Amyotrophic lateral sclerosis (ALS), a fatal neurodegenerative disorder resulting in motor neuron loss in the brain and spinal cord, and frontotemporal dementia (FTD), a degenerative condition of the brain frontal and anterior temporal lobes, are multisystem disorders with overlapping functional and genetic causes. In 2011 it was discovered that a hexanucleotide GGGGCC expansion in the C9ORF72 gene is a common genetic cause for ALS and FTD, however, the mechanisms by which this repeat expansion leads to ALS/FTD are not clearly understood. The proposed research will contribute to our understanding of these molecular mechanisms by providing direct information on the structures adopted by the sense/antisense RNA of variable lengths produced through the transcription of the C9ORF72 GGGGCC expansion repeats, as these transcripts have been proposed to play central roles in the pathology of these diseases. This study advances the hypothesis that peptide nucleic acids could be developed as molecular tools to characterize the structures formed by the C9ORF72 sense (G4C2)/antisense (G2C4) transcript RNAs and potentially to disrupt their interactions with RNA binding proteins, and has the following specific aims:
Specific Aim I. Characterization of the C9ORF72 hexanucleotide expansion sense (G4C2) and antisense (G2C4) transcript structure(s). Our preliminary results indicate that the sense (G4C2) expansion repeat RNA forms G quadruplex structures that co-exist in equilibrium with hairpin structures. We will use an array of biophysical methods to characterize the structures formed by the C9ORF72 sense (G4C2) expansion repeat RNA, specifically analyzing the influence the repeat length and other factors (salt dependence, folding conditions and time) have upon the equilibrium between them. Additionally, to determine how RNA binding proteins affect this equilibrium we will analyze by both biophysical and computational chemistry methods the interactions of the sense (G4C2) expansion repeat with the fragile X mental retardation protein and with FUS, proteins that others and we showed bind G quadruplex RNA structures. Subsequently, similar biophysical methods will be used to characterize the structure(s) formed by the antisense (G2C4) RNA transcript that has not previously been structurally characterized.
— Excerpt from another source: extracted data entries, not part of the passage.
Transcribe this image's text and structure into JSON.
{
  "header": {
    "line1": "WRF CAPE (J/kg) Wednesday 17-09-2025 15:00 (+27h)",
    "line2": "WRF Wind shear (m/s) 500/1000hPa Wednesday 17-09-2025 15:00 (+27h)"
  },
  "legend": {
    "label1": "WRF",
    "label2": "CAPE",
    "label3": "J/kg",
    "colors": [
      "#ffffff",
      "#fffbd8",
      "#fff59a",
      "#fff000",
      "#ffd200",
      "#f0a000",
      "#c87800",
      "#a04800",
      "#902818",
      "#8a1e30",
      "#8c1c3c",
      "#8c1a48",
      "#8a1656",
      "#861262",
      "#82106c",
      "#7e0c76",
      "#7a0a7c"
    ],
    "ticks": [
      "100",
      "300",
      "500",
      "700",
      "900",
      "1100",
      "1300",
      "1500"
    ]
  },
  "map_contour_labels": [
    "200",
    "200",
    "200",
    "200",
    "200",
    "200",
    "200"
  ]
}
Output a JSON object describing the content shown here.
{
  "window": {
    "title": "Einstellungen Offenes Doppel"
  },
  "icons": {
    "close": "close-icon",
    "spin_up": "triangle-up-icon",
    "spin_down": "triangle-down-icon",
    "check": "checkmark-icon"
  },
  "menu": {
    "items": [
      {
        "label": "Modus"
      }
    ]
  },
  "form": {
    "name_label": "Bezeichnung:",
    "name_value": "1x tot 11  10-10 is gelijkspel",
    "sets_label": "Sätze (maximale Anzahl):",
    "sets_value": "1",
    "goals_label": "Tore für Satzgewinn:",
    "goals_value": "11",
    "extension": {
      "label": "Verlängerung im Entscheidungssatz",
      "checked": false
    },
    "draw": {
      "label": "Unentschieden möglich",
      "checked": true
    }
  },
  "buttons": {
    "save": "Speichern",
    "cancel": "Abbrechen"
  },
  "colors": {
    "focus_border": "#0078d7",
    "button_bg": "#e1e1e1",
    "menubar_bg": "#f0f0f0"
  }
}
Specific Aim II. Development of peptide-nucleic acids that bind specifically to either G quadruplex or hairpin structures formed by the C9ORF72 expansion sense (G4C2) and antisense (G2C4) transcripts. Organic synthetic methods will be used to synthesize ?-modified peptide-nucleic acid (?PNA) molecules designed to recognize specifically the structures formed by the C9ORF72 expansion sense/antisense expansion repeat transcripts. The interactions of the ?PNAs with their designated targets will be characterized by biophysical and computational chemistry methods, and subsequently their ability to prevent the interactions of the C9ORF72 expansion sense/antisense transcripts with RNA binding proteins will be investigated.
This is a detailed study of the structures formed by the RNA transcripts from the C9ORF72 hexanucleotide repeat expansion, that has been shown to cause amyotrophic lateral sclerosis (ALS) and frontotemporal dementia (FTD), and of their interactions with gamma-modified peptide nucleic acids developed as both, diagnostic molecular tools and potential therapeutic agents. The results of this study will contribute to our understanding of the molecular mechanisms that cause ALS/FTD.